The Pentagon hopes to move “expeditiously” toward mandatory COVID-19 vaccinations for all U.S. service members, Defense Secretary Lloyd Austin said Friday, pledging to consult with military doctors and to quickly develop a path forward.
Mr. Austin‘s pledge — which likely will prove unpopular with some rank-and-file service members — comes a day after President Biden issued a new directive that all federal employees and on-site contractors get coronavirus shots or face regular testing. The commander in chief also ordered the military to study “how and when” it will add the COVID-19 shots to its list of mandated vaccines.
“I’ll go back and consult with my medical professionals … and we’ll outline the steps for the way ahead,” he said at a press conference in Manila. “We’ll move this expeditiously, if possible. You know, quite frankly, I’m inclined to move towards making sure that everybody is properly protected.”
“We’ll look at this with our medical professionals and the service secretaries, the chiefs, and they will outline that timeline. But we won’t let grass grow under our feet,” Mr. Austin said. “The president directed us to do something, and we’ll get after it.”

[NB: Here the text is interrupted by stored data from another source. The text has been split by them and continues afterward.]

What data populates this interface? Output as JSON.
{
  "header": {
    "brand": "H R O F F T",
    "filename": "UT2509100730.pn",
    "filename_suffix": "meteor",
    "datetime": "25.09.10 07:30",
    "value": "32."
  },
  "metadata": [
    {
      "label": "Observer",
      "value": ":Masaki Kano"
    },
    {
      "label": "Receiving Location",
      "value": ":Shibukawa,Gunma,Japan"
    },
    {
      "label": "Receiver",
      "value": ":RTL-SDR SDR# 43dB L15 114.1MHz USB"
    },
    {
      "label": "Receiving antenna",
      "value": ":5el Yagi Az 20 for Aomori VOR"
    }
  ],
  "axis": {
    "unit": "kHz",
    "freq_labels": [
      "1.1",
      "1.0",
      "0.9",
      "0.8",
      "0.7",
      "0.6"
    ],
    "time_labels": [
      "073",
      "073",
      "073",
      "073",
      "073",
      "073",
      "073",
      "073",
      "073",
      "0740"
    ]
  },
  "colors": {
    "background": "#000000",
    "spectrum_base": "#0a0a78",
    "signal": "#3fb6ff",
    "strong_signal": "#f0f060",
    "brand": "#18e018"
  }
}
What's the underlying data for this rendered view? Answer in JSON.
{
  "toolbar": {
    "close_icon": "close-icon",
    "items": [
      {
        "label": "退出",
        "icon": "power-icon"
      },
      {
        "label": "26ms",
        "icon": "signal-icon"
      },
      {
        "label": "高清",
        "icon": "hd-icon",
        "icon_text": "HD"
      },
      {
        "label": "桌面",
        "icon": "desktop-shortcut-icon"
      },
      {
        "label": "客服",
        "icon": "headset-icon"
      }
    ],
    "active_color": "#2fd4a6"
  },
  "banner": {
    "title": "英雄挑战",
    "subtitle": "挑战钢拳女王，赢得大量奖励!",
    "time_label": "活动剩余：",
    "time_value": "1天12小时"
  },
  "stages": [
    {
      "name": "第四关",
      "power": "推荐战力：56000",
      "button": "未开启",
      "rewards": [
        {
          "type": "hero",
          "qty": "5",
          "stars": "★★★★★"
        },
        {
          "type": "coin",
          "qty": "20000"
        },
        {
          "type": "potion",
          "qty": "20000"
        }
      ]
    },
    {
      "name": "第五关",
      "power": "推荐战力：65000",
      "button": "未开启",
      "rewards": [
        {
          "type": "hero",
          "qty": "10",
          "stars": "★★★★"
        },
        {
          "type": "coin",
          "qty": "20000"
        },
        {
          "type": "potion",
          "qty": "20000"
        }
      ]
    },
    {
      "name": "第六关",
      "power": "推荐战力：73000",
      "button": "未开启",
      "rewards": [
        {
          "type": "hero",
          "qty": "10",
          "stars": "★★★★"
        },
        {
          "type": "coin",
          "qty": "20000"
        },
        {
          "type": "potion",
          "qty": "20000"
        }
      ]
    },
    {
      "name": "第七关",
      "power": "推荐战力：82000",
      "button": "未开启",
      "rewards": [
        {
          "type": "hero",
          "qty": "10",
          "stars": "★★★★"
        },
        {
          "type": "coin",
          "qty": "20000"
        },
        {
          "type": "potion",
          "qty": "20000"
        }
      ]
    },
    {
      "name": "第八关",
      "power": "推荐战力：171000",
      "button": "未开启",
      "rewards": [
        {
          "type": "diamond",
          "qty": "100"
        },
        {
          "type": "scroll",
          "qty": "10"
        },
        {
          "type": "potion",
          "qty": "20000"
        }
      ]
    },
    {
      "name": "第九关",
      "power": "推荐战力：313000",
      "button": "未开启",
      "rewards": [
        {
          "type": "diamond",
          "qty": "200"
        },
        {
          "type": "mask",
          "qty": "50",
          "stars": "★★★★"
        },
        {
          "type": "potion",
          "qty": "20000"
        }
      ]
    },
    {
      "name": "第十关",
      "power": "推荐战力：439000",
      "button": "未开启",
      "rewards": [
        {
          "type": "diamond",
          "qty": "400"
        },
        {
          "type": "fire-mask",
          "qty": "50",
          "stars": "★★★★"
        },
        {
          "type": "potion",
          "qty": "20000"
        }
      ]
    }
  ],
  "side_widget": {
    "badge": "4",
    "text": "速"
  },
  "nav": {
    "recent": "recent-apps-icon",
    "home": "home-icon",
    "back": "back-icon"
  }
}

The military has struggled with convincing U.S. troops to get COVID-19 vaccinations voluntarily, though the numbers have been trending upward in recent months. As of June 30, nearly 70% of active-duty service members have gotten at least one dose, according to Defense Department health officials.
Amid rising case counts in many parts of the country, the Defense Department this week also reinstituted its mask mandate at military installations, including the sprawling Pentagon complex in Arlington, Virginia.